Based on the Horrible Science series of books and produced by the Green Board Game Company, "Brain Box: Horrible Science Blood & Guts" is a beautifully produced game, aimed at age eight and upwards. The colourful, quite sturdy box has magnetic clasps to keep it closed, and comes with 54 information cards, 1 rule card, a ten-second timer and an eight-sided die. Quite helpfully, there's also a scheme on the game's website that you can sign up for that replaces lost pieces for as long as the game remains in production.
Game play is straightforward, with rules for one player and two or more players provided. Each player selects a card at random from the box, studies it for ten seconds, then rolls the die to see which question they have to answer about the card. If you answer correctly, you keep the card; if not, it goes back in the box. Rules adaptations are also given for younger players, as the ten second time limit is quite a challenge, even for adults. Ten minutes is suggested as the ideal game length, and with two players it was certainly more than enough. Whoever has the most cards at the end of the set time period, wins.
However, this game is not perfect. I really wanted to be able to give it full marks because the idea is an excellent one, but Green Board Game's fact checkers haven't done their job properly. Seven out of the 54 cards contain spelling mistakes (alvioli instead of alveoli, although it is spelled correctly on another card) or factual errors (animal cells do not have a cell wall - a mistake which appears on two separate cards - and the male genotype is never written as YX). Children are also expected to be able to remember the chemical name for ear-wax, but the bronchioles in the lungs are referred to only as "breathing-tubes."

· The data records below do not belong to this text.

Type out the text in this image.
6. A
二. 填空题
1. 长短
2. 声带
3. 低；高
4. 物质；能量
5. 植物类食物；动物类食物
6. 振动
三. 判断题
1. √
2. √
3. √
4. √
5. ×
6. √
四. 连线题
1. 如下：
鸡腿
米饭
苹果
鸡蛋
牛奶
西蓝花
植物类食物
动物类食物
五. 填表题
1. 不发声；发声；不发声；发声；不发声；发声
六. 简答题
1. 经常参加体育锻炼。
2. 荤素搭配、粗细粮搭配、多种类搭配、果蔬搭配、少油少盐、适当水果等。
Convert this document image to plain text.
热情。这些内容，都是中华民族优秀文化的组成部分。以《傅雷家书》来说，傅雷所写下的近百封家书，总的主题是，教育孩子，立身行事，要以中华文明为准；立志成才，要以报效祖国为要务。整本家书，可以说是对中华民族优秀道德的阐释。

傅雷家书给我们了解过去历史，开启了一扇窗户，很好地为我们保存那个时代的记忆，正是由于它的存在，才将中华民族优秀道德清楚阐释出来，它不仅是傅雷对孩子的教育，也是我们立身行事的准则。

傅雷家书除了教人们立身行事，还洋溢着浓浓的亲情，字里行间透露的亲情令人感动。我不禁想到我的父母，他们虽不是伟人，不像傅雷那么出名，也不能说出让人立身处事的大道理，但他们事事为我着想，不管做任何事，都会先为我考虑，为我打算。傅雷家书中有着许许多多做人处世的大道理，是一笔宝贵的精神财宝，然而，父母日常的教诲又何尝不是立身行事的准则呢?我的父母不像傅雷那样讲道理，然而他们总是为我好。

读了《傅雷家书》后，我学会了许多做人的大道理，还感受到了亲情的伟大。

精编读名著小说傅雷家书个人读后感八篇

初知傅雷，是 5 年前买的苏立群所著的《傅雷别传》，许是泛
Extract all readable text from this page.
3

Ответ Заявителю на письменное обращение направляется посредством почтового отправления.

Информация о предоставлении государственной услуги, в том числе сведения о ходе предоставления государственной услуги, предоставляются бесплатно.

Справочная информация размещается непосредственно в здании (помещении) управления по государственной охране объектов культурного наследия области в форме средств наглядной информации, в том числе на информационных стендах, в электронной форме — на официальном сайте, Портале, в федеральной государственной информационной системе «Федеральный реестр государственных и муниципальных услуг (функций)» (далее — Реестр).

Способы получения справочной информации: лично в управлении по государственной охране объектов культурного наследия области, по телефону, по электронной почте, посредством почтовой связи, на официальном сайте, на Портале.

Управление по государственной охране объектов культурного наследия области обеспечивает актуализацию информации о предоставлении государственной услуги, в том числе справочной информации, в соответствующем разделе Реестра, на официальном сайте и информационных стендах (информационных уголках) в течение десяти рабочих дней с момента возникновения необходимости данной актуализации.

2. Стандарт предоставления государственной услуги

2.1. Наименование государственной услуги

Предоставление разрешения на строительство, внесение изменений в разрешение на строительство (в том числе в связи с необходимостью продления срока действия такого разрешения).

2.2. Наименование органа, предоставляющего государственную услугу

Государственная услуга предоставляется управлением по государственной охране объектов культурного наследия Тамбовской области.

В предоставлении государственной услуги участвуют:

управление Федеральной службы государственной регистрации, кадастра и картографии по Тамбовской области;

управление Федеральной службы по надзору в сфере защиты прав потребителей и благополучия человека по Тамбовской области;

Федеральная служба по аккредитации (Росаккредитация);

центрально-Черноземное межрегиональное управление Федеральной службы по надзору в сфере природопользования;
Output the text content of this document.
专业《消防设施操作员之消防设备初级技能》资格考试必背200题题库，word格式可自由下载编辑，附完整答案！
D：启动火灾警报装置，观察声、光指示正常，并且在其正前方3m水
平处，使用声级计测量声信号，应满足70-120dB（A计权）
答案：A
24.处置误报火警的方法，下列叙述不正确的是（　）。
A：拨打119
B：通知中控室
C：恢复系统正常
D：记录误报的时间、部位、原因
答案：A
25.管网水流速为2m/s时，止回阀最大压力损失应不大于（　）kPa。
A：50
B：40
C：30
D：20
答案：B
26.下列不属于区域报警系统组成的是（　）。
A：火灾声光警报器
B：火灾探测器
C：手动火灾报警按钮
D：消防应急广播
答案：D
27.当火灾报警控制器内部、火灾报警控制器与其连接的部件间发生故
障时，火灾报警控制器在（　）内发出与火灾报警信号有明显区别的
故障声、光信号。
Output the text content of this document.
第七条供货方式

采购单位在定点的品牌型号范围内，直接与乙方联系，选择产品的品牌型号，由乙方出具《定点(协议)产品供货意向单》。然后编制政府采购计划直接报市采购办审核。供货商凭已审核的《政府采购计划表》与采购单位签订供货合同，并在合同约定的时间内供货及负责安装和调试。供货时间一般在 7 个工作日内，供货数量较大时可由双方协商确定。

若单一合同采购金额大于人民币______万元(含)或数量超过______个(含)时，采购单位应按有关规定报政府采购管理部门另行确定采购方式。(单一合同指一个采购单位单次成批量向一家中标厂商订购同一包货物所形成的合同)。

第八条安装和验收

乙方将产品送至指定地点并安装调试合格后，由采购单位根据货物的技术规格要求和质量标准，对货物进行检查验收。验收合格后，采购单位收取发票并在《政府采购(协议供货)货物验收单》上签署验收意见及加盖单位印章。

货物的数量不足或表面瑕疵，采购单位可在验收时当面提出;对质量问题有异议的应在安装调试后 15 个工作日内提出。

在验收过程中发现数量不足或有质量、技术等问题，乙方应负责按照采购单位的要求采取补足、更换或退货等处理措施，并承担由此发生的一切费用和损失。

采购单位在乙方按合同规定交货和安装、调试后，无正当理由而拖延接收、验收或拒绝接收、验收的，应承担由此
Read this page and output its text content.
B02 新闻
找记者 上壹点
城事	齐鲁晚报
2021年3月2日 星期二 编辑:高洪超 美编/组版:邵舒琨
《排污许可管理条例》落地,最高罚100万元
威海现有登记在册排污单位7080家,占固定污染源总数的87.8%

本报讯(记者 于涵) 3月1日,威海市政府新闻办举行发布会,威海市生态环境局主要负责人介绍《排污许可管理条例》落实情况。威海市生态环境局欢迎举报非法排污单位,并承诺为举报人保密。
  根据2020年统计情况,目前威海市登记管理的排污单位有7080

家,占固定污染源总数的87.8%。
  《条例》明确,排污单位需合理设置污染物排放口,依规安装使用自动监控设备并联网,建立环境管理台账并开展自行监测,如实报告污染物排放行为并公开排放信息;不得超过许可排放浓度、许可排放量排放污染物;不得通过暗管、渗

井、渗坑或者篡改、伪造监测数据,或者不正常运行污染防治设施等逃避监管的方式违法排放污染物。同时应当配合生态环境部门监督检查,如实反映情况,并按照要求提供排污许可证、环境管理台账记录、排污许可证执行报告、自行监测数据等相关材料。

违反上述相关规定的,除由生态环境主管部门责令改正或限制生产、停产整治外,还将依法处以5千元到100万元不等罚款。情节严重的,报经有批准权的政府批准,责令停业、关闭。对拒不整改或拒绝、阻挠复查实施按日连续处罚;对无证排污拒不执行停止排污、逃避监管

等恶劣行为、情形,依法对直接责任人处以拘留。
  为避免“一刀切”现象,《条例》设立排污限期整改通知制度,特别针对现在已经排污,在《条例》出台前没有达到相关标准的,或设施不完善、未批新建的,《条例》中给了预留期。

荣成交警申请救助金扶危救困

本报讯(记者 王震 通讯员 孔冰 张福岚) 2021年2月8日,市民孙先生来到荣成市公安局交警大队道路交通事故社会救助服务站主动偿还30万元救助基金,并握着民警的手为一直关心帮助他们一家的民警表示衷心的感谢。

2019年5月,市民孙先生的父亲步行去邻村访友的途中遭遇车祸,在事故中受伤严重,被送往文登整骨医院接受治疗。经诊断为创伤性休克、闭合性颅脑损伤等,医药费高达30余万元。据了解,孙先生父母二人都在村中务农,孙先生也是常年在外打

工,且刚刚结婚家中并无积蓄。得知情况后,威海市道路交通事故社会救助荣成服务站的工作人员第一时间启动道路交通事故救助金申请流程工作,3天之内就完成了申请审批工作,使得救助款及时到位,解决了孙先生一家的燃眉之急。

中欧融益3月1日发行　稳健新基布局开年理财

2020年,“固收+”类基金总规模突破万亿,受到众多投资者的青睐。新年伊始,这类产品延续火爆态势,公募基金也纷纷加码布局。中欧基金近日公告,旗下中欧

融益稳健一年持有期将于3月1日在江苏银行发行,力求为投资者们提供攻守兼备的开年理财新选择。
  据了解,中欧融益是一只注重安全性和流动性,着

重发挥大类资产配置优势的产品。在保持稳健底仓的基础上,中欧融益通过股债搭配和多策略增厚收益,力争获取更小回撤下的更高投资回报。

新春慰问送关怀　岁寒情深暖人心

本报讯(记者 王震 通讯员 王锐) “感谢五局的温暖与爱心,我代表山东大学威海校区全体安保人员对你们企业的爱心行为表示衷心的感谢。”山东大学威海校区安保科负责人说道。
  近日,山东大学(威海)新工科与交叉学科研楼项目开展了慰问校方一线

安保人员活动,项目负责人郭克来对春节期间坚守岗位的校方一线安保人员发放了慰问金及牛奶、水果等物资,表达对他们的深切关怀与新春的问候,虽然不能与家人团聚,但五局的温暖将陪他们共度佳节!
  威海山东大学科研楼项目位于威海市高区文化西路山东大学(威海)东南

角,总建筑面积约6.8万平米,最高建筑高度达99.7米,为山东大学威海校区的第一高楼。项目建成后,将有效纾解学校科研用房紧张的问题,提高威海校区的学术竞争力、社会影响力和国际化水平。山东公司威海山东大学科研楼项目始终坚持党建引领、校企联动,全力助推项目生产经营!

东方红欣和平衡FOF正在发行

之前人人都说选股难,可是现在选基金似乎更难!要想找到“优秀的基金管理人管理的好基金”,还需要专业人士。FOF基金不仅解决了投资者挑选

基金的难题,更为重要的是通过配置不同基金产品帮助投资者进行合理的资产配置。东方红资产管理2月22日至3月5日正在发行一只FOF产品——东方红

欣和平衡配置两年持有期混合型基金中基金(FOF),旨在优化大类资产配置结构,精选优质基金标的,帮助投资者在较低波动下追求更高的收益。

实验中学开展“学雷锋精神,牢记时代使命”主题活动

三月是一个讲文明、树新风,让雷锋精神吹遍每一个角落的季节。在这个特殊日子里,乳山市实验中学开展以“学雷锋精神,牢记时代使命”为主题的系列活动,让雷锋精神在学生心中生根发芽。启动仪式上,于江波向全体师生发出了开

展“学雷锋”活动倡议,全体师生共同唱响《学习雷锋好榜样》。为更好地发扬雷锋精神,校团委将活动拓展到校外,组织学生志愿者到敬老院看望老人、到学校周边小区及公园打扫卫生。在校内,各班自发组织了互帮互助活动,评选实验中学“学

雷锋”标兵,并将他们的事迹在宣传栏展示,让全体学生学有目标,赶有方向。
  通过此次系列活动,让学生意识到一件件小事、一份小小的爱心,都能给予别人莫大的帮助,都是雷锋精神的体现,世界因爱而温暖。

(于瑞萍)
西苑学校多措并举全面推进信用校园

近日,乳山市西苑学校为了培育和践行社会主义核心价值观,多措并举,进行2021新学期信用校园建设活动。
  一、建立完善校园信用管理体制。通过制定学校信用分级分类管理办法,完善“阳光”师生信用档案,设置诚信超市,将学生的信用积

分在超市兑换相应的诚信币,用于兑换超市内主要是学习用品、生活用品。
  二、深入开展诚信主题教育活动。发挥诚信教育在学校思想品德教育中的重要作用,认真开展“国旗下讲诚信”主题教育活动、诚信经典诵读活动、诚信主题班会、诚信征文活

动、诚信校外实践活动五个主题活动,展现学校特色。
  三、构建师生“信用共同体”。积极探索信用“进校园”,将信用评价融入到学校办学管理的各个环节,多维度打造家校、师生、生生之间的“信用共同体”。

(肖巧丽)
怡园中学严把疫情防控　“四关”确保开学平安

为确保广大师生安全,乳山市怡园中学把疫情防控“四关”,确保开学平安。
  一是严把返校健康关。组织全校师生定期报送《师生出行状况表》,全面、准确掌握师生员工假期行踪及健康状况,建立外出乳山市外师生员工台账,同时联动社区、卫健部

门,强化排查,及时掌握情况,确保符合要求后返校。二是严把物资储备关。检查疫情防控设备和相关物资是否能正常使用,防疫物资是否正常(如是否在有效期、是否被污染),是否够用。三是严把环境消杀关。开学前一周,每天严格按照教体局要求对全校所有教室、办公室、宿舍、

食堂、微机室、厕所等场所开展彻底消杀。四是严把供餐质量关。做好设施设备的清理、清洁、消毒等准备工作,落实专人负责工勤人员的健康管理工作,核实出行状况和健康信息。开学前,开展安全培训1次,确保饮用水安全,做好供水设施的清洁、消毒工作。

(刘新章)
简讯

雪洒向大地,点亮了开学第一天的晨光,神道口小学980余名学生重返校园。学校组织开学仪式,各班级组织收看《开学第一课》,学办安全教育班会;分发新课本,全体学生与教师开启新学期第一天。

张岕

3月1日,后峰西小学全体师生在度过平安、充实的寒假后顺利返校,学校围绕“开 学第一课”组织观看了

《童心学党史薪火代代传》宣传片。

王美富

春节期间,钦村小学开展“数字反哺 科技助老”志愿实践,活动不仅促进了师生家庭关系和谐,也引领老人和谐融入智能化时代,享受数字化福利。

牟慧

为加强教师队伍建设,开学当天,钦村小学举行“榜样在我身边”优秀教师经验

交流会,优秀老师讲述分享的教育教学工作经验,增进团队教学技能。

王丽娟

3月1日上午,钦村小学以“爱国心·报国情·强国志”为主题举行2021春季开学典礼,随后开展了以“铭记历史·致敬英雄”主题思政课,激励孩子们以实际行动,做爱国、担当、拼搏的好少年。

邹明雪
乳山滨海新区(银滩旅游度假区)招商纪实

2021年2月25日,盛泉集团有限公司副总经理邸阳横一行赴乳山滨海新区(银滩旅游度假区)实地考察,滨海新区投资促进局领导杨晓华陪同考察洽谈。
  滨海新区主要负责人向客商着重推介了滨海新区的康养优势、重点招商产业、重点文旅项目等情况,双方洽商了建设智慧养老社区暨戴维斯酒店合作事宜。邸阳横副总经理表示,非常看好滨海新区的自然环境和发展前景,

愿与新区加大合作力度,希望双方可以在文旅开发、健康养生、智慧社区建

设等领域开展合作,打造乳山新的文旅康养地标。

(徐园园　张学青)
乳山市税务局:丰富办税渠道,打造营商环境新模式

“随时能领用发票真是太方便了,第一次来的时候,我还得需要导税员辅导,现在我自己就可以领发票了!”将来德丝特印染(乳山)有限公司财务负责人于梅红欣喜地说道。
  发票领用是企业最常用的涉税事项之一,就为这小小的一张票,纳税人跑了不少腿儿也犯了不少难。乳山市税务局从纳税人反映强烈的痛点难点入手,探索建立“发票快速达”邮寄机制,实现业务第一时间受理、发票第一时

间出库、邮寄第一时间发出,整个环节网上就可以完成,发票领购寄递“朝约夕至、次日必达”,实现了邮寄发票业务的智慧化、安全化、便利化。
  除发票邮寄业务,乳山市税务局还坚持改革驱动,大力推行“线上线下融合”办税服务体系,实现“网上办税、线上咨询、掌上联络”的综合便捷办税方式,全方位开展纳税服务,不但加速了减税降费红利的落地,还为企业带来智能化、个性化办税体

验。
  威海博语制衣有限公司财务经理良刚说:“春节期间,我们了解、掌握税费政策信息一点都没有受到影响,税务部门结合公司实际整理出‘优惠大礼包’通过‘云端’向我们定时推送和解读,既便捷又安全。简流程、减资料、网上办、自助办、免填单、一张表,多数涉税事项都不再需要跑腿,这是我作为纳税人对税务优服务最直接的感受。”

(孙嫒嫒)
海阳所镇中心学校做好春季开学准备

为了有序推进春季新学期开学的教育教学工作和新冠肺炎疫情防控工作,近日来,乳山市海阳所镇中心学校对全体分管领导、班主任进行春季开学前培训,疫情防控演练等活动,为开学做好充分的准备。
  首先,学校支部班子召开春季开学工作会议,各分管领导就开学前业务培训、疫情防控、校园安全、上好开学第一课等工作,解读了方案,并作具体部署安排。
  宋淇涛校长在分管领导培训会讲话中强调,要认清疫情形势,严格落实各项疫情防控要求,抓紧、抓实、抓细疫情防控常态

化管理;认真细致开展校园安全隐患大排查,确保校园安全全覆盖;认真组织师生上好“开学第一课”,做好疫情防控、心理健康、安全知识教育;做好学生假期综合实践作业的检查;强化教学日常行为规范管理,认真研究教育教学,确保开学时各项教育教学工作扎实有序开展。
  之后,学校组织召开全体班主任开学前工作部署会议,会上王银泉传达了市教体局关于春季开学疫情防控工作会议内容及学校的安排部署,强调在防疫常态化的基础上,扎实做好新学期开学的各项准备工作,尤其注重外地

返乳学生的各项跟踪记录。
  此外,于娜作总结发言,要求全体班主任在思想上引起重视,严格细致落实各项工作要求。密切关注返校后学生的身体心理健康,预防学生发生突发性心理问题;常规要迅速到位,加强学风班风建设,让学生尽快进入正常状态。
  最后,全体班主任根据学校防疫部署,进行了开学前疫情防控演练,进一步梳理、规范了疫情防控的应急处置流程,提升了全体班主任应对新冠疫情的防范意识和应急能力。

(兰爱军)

I can see this game working best with 4-5 players of mixed ages, although the complexity and quantity of information on some of the cards will make them tricky for younger players to deal with. This has obviously been done to ensure adults are faced with some degree of challenge as well and, apart from the few cases like the one mentioned above, it's a successful strategy. The fact that the questions are not purely science-based, with many requiring careful observation, will also help to get round the occasional complexity issue.